В восемнадцать я занял первое место на конкурсе юных пианистов в Париже. Моим основным соперником был голландец по имени Шумейкер. Он был настоящим музыкантом, но не любил сцену. Был еще один пианист — Джефри Стоппард из Лондона. Очень сильный. Обладавший прекрасным ударом, но не имевший никакого театрального чутья. Критики писали, что я шел к фортепьяно, как Князь тьмы. Они прозвали меня Le Loup Noir — Черный Волк.

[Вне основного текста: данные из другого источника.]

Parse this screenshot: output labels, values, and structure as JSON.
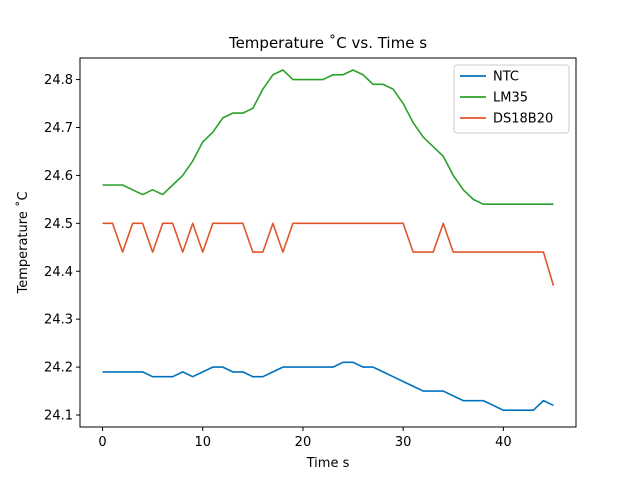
{
  "chart_data": {
    "type": "line",
    "title": "Temperature ˚C vs. Time s",
    "xlabel": "Time s",
    "ylabel": "Temperature ˚C",
    "xlim": [
      -2.25,
      47.25
    ],
    "ylim": [
      24.075,
      24.845
    ],
    "xticks": [
      0,
      10,
      20,
      30,
      40
    ],
    "yticks": [
      24.1,
      24.2,
      24.3,
      24.4,
      24.5,
      24.6,
      24.7,
      24.8
    ],
    "ytick_labels": [
      "24.1",
      "24.2",
      "24.3",
      "24.4",
      "24.5",
      "24.6",
      "24.7",
      "24.8"
    ],
    "grid": false,
    "legend_position": "top-right",
    "x": [
      0,
      1,
      2,
      3,
      4,
      5,
      6,
      7,
      8,
      9,
      10,
      11,
      12,
      13,
      14,
      15,
      16,
      17,
      18,
      19,
      20,
      21,
      22,
      23,
      24,
      25,
      26,
      27,
      28,
      29,
      30,
      31,
      32,
      33,
      34,
      35,
      36,
      37,
      38,
      39,
      40,
      41,
      42,
      43,
      44,
      45
    ],
    "series": [
      {
        "name": "NTC",
        "color": "#0072bd",
        "values": [
          24.19,
          24.19,
          24.19,
          24.19,
          24.19,
          24.18,
          24.18,
          24.18,
          24.19,
          24.18,
          24.19,
          24.2,
          24.2,
          24.19,
          24.19,
          24.18,
          24.18,
          24.19,
          24.2,
          24.2,
          24.2,
          24.2,
          24.2,
          24.2,
          24.21,
          24.21,
          24.2,
          24.2,
          24.19,
          24.18,
          24.17,
          24.16,
          24.15,
          24.15,
          24.15,
          24.14,
          24.13,
          24.13,
          24.13,
          24.12,
          24.11,
          24.11,
          24.11,
          24.11,
          24.13,
          24.12
        ]
      },
      {
        "name": "LM35",
        "color": "#2ca02c",
        "values": [
          24.58,
          24.58,
          24.58,
          24.57,
          24.56,
          24.57,
          24.56,
          24.58,
          24.6,
          24.63,
          24.67,
          24.69,
          24.72,
          24.73,
          24.73,
          24.74,
          24.78,
          24.81,
          24.82,
          24.8,
          24.8,
          24.8,
          24.8,
          24.81,
          24.81,
          24.82,
          24.81,
          24.79,
          24.79,
          24.78,
          24.75,
          24.71,
          24.68,
          24.66,
          24.64,
          24.6,
          24.57,
          24.55,
          24.54,
          24.54,
          24.54,
          24.54,
          24.54,
          24.54,
          24.54,
          24.54
        ]
      },
      {
        "name": "DS18B20",
        "color": "#e0562b",
        "values": [
          24.5,
          24.5,
          24.44,
          24.5,
          24.5,
          24.44,
          24.5,
          24.5,
          24.44,
          24.5,
          24.44,
          24.5,
          24.5,
          24.5,
          24.5,
          24.44,
          24.44,
          24.5,
          24.44,
          24.5,
          24.5,
          24.5,
          24.5,
          24.5,
          24.5,
          24.5,
          24.5,
          24.5,
          24.5,
          24.5,
          24.5,
          24.44,
          24.44,
          24.44,
          24.5,
          24.44,
          24.44,
          24.44,
          24.44,
          24.44,
          24.44,
          24.44,
          24.44,
          24.44,
          24.44,
          24.37
        ]
      }
    ]
  }
}
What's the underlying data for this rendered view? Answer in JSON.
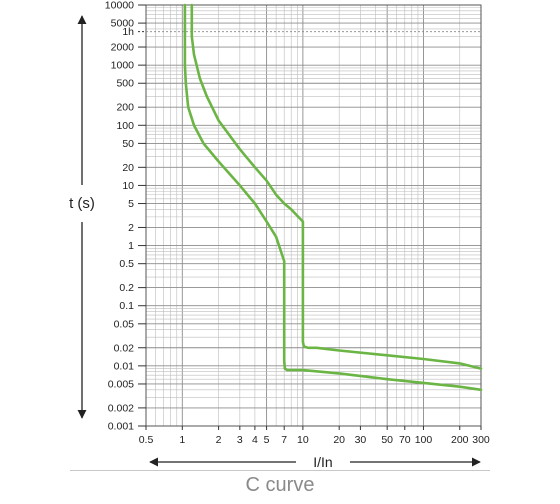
{
  "chart_data": {
    "type": "line",
    "title": "C curve",
    "xlabel": "I / In",
    "ylabel": "t (s)",
    "x_scale": "log",
    "y_scale": "log",
    "xlim": [
      0.5,
      300
    ],
    "ylim": [
      0.001,
      10000
    ],
    "grid": true,
    "x_ticks": [
      "0.5",
      "1",
      "2",
      "3",
      "4",
      "5",
      "7",
      "10",
      "20",
      "30",
      "50",
      "70",
      "100",
      "200",
      "300"
    ],
    "x_tick_values": [
      0.5,
      1,
      2,
      3,
      4,
      5,
      7,
      10,
      20,
      30,
      50,
      70,
      100,
      200,
      300
    ],
    "y_ticks": [
      "10000",
      "5000",
      "1h",
      "2000",
      "1000",
      "500",
      "200",
      "100",
      "50",
      "20",
      "10",
      "5",
      "2",
      "1",
      "0.5",
      "0.2",
      "0.1",
      "0.05",
      "0.02",
      "0.01",
      "0.005",
      "0.002",
      "0.001"
    ],
    "y_tick_values": [
      10000,
      5000,
      3600,
      2000,
      1000,
      500,
      200,
      100,
      50,
      20,
      10,
      5,
      2,
      1,
      0.5,
      0.2,
      0.1,
      0.05,
      0.02,
      0.01,
      0.005,
      0.002,
      0.001
    ],
    "line_color": "#6bb545",
    "series": [
      {
        "x": [
          1.05,
          1.05,
          1.07,
          1.12,
          1.25,
          1.5,
          2.0,
          3.0,
          4.0,
          5.0,
          6.0,
          7.0,
          7.0,
          7.1,
          7.4,
          8.0,
          10,
          20,
          50,
          100,
          200,
          300
        ],
        "y": [
          10000,
          1000,
          500,
          200,
          100,
          50,
          25,
          10,
          5,
          2.5,
          1.4,
          0.55,
          0.012,
          0.009,
          0.0085,
          0.0085,
          0.0085,
          0.0075,
          0.006,
          0.0052,
          0.0045,
          0.004
        ]
      },
      {
        "x": [
          1.2,
          1.2,
          1.25,
          1.4,
          1.6,
          2.0,
          3.0,
          4.0,
          5.0,
          6.0,
          7.0,
          8.0,
          10,
          10,
          10.2,
          11,
          13,
          20,
          50,
          100,
          200,
          300
        ],
        "y": [
          10000,
          3000,
          1500,
          600,
          300,
          120,
          40,
          20,
          12,
          7,
          5,
          4,
          2.5,
          0.025,
          0.021,
          0.02,
          0.02,
          0.018,
          0.015,
          0.013,
          0.011,
          0.009
        ]
      }
    ]
  }
}
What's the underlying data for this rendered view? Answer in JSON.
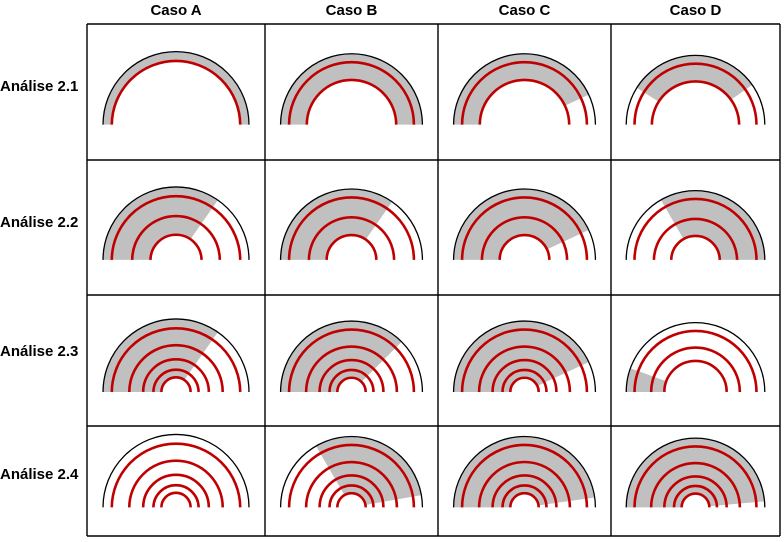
{
  "columns": [
    "Caso A",
    "Caso B",
    "Caso C",
    "Caso D"
  ],
  "rows": [
    "Análise 2.1",
    "Análise 2.2",
    "Análise 2.3",
    "Análise 2.4"
  ],
  "colors": {
    "grid_line": "#000000",
    "outer_arc": "#000000",
    "red_arc": "#c00000",
    "shade": "#c0c0c0"
  },
  "cells": [
    [
      {
        "red_rings": [
          0.88
        ],
        "shade_from_deg": 180,
        "shade_to_deg": 0
      },
      {
        "red_rings": [
          0.88,
          0.63
        ],
        "shade_from_deg": 180,
        "shade_to_deg": 0
      },
      {
        "red_rings": [
          0.88,
          0.63
        ],
        "shade_from_deg": 180,
        "shade_to_deg": 25
      },
      {
        "red_rings": [
          0.88,
          0.63
        ],
        "shade_from_deg": 180,
        "shade_to_deg": 35,
        "shade_starts_at_deg": 148
      }
    ],
    [
      {
        "red_rings": [
          0.88,
          0.6,
          0.35
        ],
        "shade_from_deg": 180,
        "shade_to_deg": 55
      },
      {
        "red_rings": [
          0.88,
          0.6,
          0.35
        ],
        "shade_from_deg": 180,
        "shade_to_deg": 55
      },
      {
        "red_rings": [
          0.88,
          0.6,
          0.35
        ],
        "shade_from_deg": 180,
        "shade_to_deg": 25
      },
      {
        "red_rings": [
          0.88,
          0.6,
          0.35
        ],
        "shade_from_deg": 180,
        "shade_to_deg": 0,
        "shade_starts_at_deg": 120
      }
    ],
    [
      {
        "red_rings": [
          0.88,
          0.64,
          0.45,
          0.31,
          0.2
        ],
        "shade_from_deg": 180,
        "shade_to_deg": 55
      },
      {
        "red_rings": [
          0.88,
          0.64,
          0.45,
          0.31,
          0.2
        ],
        "shade_from_deg": 180,
        "shade_to_deg": 45
      },
      {
        "red_rings": [
          0.88,
          0.64,
          0.45,
          0.31,
          0.2
        ],
        "shade_from_deg": 180,
        "shade_to_deg": 25
      },
      {
        "red_rings": [
          0.88,
          0.64,
          0.45
        ],
        "shade_from_deg": 180,
        "shade_to_deg": 160
      }
    ],
    [
      {
        "red_rings": [
          0.88,
          0.64,
          0.45,
          0.31,
          0.2
        ],
        "shade_from_deg": 180,
        "shade_to_deg": 180
      },
      {
        "red_rings": [
          0.88,
          0.64,
          0.45,
          0.31,
          0.2
        ],
        "shade_from_deg": 120,
        "shade_to_deg": 10
      },
      {
        "red_rings": [
          0.88,
          0.64,
          0.45,
          0.31,
          0.2
        ],
        "shade_from_deg": 180,
        "shade_to_deg": 8
      },
      {
        "red_rings": [
          0.88,
          0.64,
          0.45,
          0.31,
          0.2
        ],
        "shade_from_deg": 180,
        "shade_to_deg": 5
      }
    ]
  ]
}
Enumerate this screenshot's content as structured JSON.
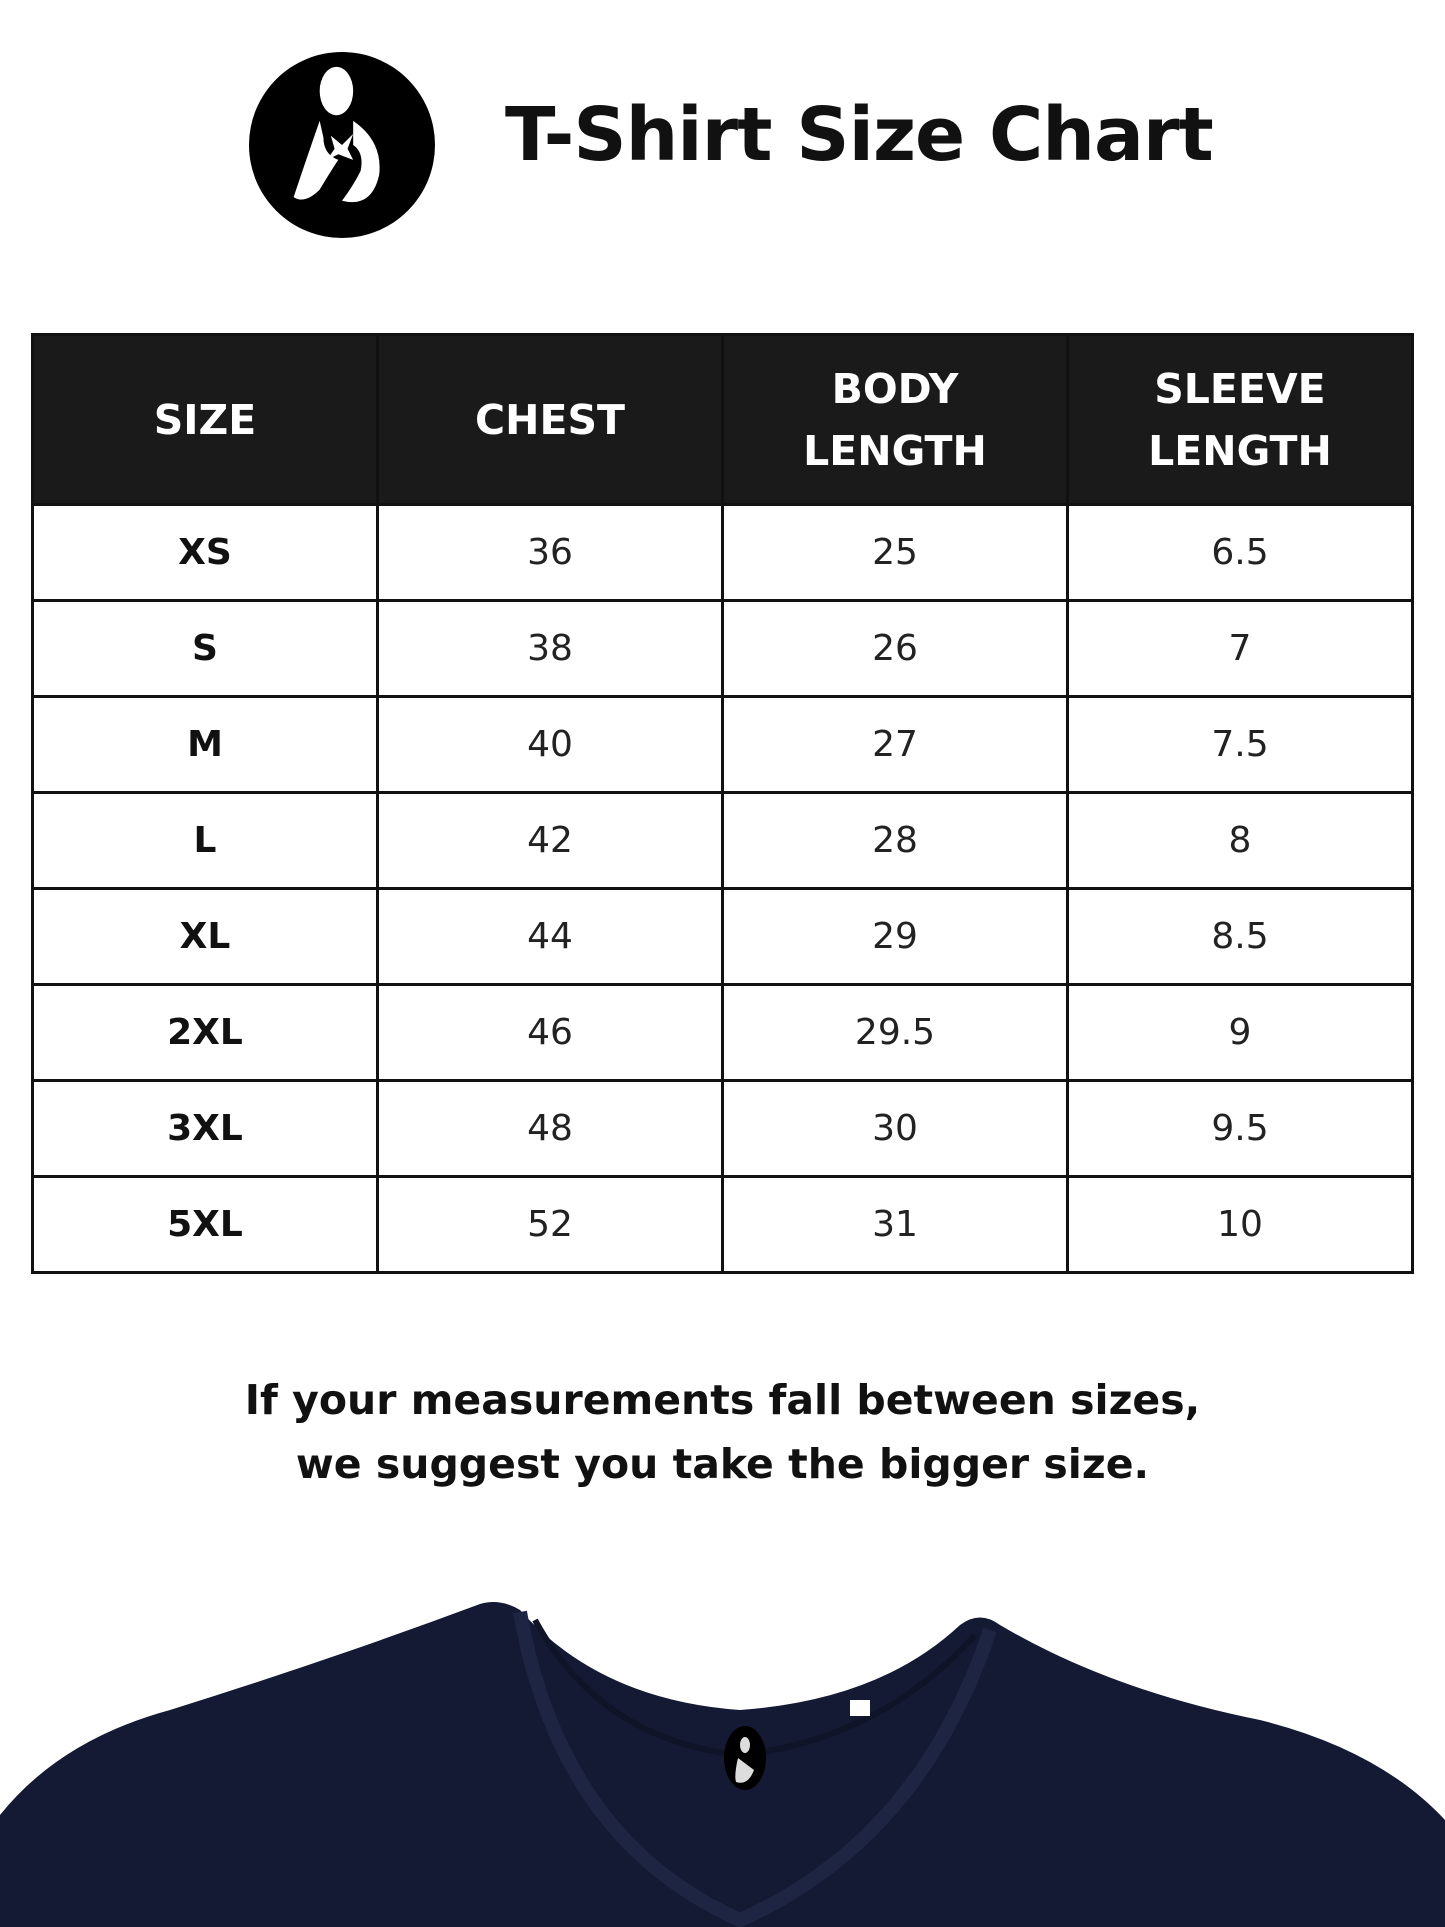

Но особенно мне запомнился пианист из Германии. Звали его Генрих Бауман, и по своим способностям он был второразрядным музыкантом. Он был одержим музыкой, но ему не хватало одаренности, и он это прекрасно понимал. Мы с ним много лет переписывались, обсуждая музыку, будущую карьеру — словом, все. После конкурса мы всю ночь бродили по Парижу и встретили зарю на ступенях собора Сакре-Кёр. Над городом взошло солнце, окрасив старинные здания в розовый цвет, и от этого зрелища у нас просто дух захватывало. После победы на конкурсе город показался мне еще прекраснее. Генрих занял третье место, что было его лучшим результатом. Письма от него перестали приходить в тридцать восьмом году. Тогда уже стало опасным переписываться с евреем. Даже если это был Черный Волк.